The proceedings explore knowledge organization systems and their role in knowledge organization, knowledge sharing, and information searching.

The papers cover a wide range of topics related to knowledge transfer, representation, concepts and conceptualization, social tagging, domain analysis, music classification, fiction genres, museum organization. The papers discuss theoretical issues related to knowledge organization and the design, development and implementation of knowledge organizing systems as well as practical considerations and solutions in the application of knowledge organization theory. Covered is a range of knowledge organization systems from classification systems, thesauri, metadata schemas to ontologies and taxonomies.

Zusammenfassung

Der Tagungsband untersucht Wissensorganisationssysteme und ihre Rolle bei der Wissensorganisation, dem Wissensaustausch und der Informationssuche.

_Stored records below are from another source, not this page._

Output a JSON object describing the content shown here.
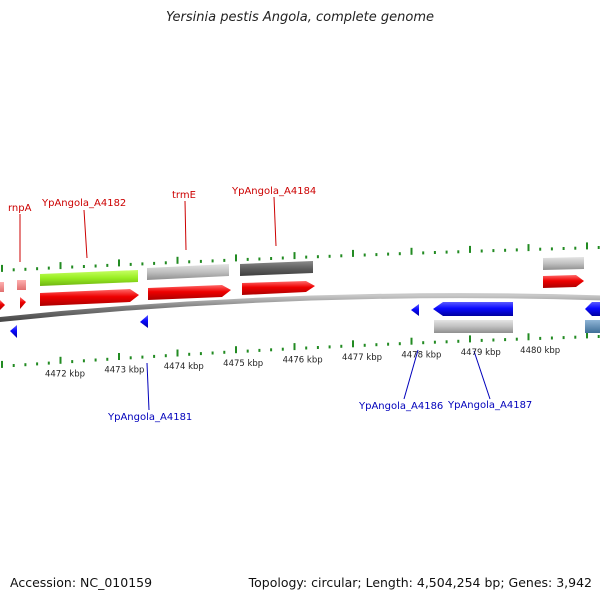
{
  "title": "Yersinia pestis Angola, complete genome",
  "footer": {
    "accession": "Accession: NC_010159",
    "summary": "Topology: circular; Length: 4,504,254 bp; Genes: 3,942"
  },
  "colors": {
    "label_top": "#cc0000",
    "label_bottom": "#0000bb",
    "tick": "#228b22",
    "backbone": "#7a7a7a",
    "cds_forward": "#ee0000",
    "cds_reverse": "#0a0aff",
    "green_box": "#99ee22",
    "gray_box": "#bdbdbd",
    "dark_box": "#5f5f5f"
  },
  "axis": {
    "unit": "kbp",
    "labels": [
      {
        "value": 4472,
        "text": "4472 kbp"
      },
      {
        "value": 4473,
        "text": "4473 kbp"
      },
      {
        "value": 4474,
        "text": "4474 kbp"
      },
      {
        "value": 4475,
        "text": "4475 kbp"
      },
      {
        "value": 4476,
        "text": "4476 kbp"
      },
      {
        "value": 4477,
        "text": "4477 kbp"
      },
      {
        "value": 4478,
        "text": "4478 kbp"
      },
      {
        "value": 4479,
        "text": "4479 kbp"
      },
      {
        "value": 4480,
        "text": "4480 kbp"
      }
    ]
  },
  "gene_labels_top": [
    {
      "text": "rnpA"
    },
    {
      "text": "YpAngola_A4182"
    },
    {
      "text": "trmE"
    },
    {
      "text": "YpAngola_A4184"
    }
  ],
  "gene_labels_bottom": [
    {
      "text": "YpAngola_A4181"
    },
    {
      "text": "YpAngola_A4186"
    },
    {
      "text": "YpAngola_A4187"
    }
  ]
}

Die Beiträge decken ein breites Spektrum von Themen ab, die mit Wissenstransfer, Repräsentation, Konzeptualisierung, Social Tagging, Domänenanalyse, Musikklassifizierung, Fiktionsgenres und Museumsorganisation zu tun haben. In den Beiträgen werden theoretische Fragen der Wissensorganisation und des Designs, der Entwicklung und Implementierung von Systemen zur Wissensorganisation sowie praktische Überlegungen und Lösungen bei der Anwendung der Theorie der Wissensorganisation diskutiert. Es wird eine Reihe von Wissensorganisationssystemen behandelt, von Klassifikationssystemen, Thesauri, Metadatenschemata bis hin zu Ontologien und Taxonomien.